The piper looked at them and said, "wait till I give ye music." With that he squeezed on his pipes, and began playing, and on the moment the black boar and its rider leapt into the lake and made for the piper. He was thinking of running away, when a great white dove came out of the sky over the boar and its rider, shot lightning down on top of them and killed them. The waves threw them up on the brink of the lake, and the piper went and told the Superior and the friars that the evil spirit of the lake and its rider were dead on the shore.

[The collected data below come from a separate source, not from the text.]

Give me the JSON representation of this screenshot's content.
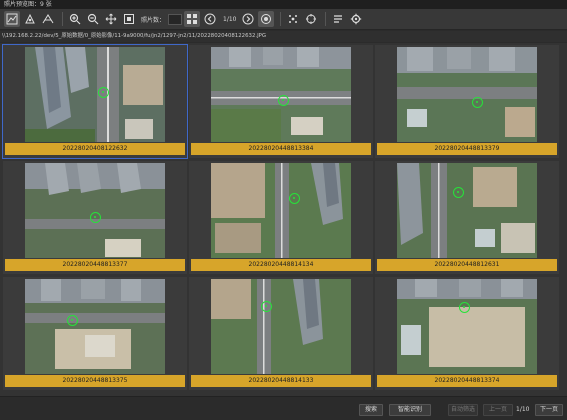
{
  "window": {
    "title": "照片预览图：9 张"
  },
  "toolbar": {
    "icons": [
      "thumbnail-view-icon",
      "detail-view-icon",
      "map-view-icon",
      "zoom-in-icon",
      "zoom-out-icon",
      "pan-icon",
      "fit-icon",
      "grid-icon",
      "prev-page-icon",
      "next-page-icon",
      "focus-icon",
      "scatter-icon",
      "target-icon",
      "list-icon",
      "settings-icon"
    ],
    "photos_per_row_label": "照片数：",
    "page_indicator": "1/10"
  },
  "path": "\\\\192.168.2.22/dev/5_原始数据/0_原始影像/11-9a9000/fu/jn2/1297-jn2/11/20228020408122632.JPG",
  "photos": [
    {
      "name": "20228020408122632",
      "selected": true
    },
    {
      "name": "20228020448813384",
      "selected": false
    },
    {
      "name": "20228020448813379",
      "selected": false
    },
    {
      "name": "20228020448813377",
      "selected": false
    },
    {
      "name": "20228020448814134",
      "selected": false
    },
    {
      "name": "20228020448812631",
      "selected": false
    },
    {
      "name": "20228020448813375",
      "selected": false
    },
    {
      "name": "20228020448814133",
      "selected": false
    },
    {
      "name": "20228020448813374",
      "selected": false
    }
  ],
  "footer": {
    "search_label": "搜索",
    "smart_search_label": "智能识别",
    "btn3_label": "自动筛选",
    "prev_label": "上一页",
    "page_total": "1/10",
    "next_label": "下一页"
  },
  "colors": {
    "caption_bg": "#d7a52a",
    "marker": "#27e23a",
    "selection": "#3f68c9"
  }
}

They all came out, and when they saw that their enemies were dead they uttered three shouts for excess of joy. They did not know then what they would do with the corpses. They gave forty tenpenny pieces to the piper and told him to throw the bodies into a hole far from the house. The piper got a lot of tinkers who were going the way and gave them ten tenpenny pieces to throw the corpse into a deep hole in a shaking-scraw a mile from the house of the friars. They took up the corpses, the piper walked out before them playing music, and they never stopped till they cast the bodies into the hole, and the shaking-scraw closed over them and nobody ever saw them since. The "Hole of the Black Boar" is to be seen still. The piper and the tinkers went to the public house, and they were drinking till they were drunk, then they began fighting, and you may be certain that the piper did not come out of Urlaur with a whole skin.
The friars built up the walls and the roof of the house and passed prosperous years in it, until the accursed foreigners came who banished the friars and threw down the greater part of the house to the ground.
The piper died a happy death, and it was the opinion of the people that he went to Heaven, and that it may be so with us all!